Selain itu kesadaran untuk peduli pada property perkotaan masih rendah ditandai dengan banyaknya perilaku vandalisme dan sebagainya. Perilaku-perilaku yang tidak peduli terhadap property perkotaan ini sangat mudah kita jumpai di kota Makassar, coba saja tengok fly over di Jalan Urip Sumoharjo, bahkan sebelum pengerjaan fly over tersebut rampung, beberapa warga kota sudah mengotori bangunannya dengan berbagai tulisan dan gambar-gambar yang tidak sedap untuk dipandang, hal yang sama juga sering kita temukan diberbagai tempat seperti terminal, jembatan penyeberangan, telepon umum dan sebagainya. Dari fakta-fajta tersebut kita dapat menilai bahwa kehidupan sosio-kultural warga kota Makassar terasa masih jauh dari kesadaran berkehidupan sebagai sebuah komunal yang urban community. Belum lagi bila kita membicarakan tentang betapa dan bagaimana warga kota ini memaknai demokrasi dan berdemokrasi yang sesungguhnya. 

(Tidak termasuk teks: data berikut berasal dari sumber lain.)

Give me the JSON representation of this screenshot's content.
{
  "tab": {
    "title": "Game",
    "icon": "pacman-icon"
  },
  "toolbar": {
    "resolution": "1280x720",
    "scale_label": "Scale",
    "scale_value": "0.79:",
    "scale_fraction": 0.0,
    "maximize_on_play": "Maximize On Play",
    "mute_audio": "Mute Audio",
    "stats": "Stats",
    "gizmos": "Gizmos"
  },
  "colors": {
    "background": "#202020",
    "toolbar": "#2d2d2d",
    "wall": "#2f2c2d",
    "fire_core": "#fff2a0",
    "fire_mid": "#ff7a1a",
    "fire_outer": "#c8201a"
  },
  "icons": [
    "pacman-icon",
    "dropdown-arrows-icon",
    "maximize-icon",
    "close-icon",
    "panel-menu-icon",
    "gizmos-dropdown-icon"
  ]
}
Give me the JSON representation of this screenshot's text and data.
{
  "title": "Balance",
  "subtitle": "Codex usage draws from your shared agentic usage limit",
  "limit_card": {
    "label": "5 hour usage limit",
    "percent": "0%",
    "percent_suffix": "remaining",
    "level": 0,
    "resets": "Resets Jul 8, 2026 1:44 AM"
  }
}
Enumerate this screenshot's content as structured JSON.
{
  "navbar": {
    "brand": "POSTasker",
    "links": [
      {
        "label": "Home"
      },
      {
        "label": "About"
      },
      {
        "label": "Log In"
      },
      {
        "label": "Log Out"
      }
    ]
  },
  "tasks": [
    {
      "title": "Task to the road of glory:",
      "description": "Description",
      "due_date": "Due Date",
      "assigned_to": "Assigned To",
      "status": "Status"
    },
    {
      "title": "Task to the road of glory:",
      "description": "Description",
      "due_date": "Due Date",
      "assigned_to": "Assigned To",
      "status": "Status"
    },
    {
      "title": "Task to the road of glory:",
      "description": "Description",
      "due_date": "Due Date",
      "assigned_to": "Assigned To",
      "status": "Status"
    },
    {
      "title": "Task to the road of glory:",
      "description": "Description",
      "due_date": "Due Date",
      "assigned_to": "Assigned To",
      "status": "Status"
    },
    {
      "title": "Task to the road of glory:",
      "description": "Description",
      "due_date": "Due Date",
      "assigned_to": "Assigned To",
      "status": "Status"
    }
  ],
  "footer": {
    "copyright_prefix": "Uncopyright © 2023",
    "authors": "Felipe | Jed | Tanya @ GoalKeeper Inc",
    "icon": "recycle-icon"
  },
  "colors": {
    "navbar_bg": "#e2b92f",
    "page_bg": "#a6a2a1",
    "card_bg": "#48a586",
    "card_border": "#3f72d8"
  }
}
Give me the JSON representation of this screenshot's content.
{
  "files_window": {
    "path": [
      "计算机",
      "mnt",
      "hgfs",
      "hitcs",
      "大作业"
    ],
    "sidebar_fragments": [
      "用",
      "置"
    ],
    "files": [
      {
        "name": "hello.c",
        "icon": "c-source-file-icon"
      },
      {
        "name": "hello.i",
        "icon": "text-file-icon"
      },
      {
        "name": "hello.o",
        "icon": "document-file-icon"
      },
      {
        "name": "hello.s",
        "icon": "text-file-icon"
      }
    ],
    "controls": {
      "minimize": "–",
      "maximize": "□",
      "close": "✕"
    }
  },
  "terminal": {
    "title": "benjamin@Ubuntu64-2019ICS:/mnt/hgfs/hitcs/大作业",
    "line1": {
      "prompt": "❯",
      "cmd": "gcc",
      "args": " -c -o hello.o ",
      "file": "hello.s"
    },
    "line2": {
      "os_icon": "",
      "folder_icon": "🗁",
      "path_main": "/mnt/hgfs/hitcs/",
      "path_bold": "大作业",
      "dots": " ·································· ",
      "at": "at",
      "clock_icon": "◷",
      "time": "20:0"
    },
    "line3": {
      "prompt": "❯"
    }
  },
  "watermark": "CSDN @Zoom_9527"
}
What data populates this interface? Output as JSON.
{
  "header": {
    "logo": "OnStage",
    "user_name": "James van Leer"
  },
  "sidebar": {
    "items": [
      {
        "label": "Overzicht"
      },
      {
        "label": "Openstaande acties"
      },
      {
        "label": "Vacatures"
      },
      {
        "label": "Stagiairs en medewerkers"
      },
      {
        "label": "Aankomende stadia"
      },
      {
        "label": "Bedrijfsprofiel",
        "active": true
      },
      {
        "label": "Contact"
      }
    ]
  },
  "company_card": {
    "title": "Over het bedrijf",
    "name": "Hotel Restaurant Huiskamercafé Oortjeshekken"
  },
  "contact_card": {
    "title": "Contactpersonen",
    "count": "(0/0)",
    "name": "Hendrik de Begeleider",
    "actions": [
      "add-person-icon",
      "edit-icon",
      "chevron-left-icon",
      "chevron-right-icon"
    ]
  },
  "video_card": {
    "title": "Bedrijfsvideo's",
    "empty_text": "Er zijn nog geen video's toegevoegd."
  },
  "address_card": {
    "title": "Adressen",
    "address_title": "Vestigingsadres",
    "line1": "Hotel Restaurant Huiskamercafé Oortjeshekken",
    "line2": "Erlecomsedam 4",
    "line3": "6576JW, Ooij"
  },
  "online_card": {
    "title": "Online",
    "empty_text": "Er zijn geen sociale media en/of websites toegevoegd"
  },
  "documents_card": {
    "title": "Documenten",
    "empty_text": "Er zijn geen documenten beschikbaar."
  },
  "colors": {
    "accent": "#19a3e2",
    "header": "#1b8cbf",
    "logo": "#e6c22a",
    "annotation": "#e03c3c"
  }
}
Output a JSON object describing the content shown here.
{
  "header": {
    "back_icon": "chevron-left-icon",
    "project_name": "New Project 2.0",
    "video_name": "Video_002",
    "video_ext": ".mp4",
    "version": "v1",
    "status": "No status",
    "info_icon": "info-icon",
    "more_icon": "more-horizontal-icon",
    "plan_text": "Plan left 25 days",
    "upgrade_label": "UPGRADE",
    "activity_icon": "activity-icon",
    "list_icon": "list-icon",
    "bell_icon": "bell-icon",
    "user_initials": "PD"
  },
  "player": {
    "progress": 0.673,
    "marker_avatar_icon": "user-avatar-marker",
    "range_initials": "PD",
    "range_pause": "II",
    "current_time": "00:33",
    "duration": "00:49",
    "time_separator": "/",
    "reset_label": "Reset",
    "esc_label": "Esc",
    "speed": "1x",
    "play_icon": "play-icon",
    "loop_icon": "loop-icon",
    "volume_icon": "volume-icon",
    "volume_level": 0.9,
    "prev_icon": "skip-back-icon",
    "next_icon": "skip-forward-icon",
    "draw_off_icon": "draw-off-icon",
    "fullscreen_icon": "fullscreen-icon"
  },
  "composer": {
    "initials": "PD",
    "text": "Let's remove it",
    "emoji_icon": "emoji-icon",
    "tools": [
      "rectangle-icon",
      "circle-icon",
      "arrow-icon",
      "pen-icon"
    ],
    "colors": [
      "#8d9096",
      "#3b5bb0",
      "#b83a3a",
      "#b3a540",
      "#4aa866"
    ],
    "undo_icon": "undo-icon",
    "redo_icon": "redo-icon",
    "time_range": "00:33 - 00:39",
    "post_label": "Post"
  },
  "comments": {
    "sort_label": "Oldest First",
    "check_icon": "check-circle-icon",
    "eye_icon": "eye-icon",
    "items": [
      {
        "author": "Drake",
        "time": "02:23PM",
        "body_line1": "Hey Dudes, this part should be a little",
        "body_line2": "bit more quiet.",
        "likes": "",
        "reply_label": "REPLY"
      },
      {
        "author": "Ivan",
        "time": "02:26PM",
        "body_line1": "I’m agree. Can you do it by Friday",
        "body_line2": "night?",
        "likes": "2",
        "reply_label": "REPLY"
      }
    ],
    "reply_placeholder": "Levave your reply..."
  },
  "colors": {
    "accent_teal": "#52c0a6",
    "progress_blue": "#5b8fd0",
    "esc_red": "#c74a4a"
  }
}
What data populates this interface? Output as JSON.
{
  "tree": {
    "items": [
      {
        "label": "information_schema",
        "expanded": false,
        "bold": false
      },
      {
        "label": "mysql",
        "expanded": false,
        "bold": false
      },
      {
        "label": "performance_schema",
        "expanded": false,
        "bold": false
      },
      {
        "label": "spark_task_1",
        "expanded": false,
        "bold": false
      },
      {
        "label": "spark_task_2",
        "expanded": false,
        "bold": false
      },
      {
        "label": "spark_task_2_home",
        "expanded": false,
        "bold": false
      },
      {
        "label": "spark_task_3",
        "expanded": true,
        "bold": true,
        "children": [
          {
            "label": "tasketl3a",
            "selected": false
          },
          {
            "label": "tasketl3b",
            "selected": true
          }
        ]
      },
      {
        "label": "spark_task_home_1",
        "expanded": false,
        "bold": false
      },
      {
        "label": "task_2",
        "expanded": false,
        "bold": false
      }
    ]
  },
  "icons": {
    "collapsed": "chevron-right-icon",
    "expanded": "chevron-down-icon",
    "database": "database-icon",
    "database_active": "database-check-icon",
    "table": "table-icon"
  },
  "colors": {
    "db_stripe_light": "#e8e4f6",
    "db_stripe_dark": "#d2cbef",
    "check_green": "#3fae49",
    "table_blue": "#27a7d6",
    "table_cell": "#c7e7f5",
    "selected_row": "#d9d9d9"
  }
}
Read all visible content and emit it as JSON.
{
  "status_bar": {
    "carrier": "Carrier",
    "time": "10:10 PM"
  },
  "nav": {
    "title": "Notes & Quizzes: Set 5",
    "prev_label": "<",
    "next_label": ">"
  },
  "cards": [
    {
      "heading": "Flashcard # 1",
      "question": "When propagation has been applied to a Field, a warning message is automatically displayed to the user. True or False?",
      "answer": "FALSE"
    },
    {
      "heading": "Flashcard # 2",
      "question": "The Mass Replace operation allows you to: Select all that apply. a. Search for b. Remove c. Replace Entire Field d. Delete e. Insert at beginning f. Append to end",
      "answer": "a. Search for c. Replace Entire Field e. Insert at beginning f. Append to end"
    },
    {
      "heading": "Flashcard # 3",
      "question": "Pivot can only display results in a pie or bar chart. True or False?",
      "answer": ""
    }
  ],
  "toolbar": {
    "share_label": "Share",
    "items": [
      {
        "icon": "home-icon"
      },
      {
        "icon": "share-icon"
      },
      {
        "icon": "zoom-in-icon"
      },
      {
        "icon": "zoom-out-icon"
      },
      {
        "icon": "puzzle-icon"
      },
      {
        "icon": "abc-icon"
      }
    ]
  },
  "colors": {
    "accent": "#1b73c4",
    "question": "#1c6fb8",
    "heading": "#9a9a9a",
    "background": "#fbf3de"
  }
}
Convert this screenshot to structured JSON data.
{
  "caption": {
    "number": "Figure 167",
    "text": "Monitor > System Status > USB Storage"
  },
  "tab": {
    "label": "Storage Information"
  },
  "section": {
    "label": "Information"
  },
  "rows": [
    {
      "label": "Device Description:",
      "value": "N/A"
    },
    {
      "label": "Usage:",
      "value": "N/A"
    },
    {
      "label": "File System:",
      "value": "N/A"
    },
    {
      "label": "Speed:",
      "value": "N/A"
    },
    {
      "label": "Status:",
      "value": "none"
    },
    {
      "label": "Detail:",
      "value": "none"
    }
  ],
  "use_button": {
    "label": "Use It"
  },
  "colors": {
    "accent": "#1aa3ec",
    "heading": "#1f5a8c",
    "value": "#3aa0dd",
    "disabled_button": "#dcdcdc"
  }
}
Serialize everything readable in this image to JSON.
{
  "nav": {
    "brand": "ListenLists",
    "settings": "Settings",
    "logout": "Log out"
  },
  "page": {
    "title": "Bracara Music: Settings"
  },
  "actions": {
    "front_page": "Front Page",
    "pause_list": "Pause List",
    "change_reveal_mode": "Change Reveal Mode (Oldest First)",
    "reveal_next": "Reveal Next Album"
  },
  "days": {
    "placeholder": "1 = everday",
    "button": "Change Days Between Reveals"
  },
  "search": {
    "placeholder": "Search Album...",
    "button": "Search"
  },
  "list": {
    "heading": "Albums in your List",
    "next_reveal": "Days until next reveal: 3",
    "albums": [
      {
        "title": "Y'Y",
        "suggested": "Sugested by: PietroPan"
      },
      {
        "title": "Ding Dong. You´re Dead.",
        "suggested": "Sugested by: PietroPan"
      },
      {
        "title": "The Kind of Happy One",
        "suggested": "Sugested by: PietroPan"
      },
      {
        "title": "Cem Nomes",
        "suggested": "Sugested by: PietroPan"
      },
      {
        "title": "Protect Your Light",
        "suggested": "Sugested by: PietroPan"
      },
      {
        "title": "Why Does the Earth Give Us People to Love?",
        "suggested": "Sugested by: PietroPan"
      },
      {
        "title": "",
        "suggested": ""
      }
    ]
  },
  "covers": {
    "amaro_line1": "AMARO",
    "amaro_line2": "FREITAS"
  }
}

Ilustrasi tersebut di atas tentu saja akan semakin banyak lagi bila merekam pengalaman masing-masing warga kota. Mind-set dan perilaku warga kota Makassar saat ini, semestinya sudah harus menyesuaikan diri dengan lingkungan kota di mana ia berada, atau sejak ia melewati pintu gerbang kota. Itulah sebabnya mengapa desain gerbang kota, konsep dasarnya adalah bukan sekadar bangunan pembatas administratif kota, melainkan yang tak kalah pentingnya adalah bagaimana sebuah gerbang kota mampu menjadi "pembatas psikologis" bagi setiap orang yang memasuki suatu kota, apalagi dalam tataran konsep kota dunia, agar warga kota secara psikologis bisa sadar dan menyesuaikan perilakunya sebagai perilaku warga kota dunia. 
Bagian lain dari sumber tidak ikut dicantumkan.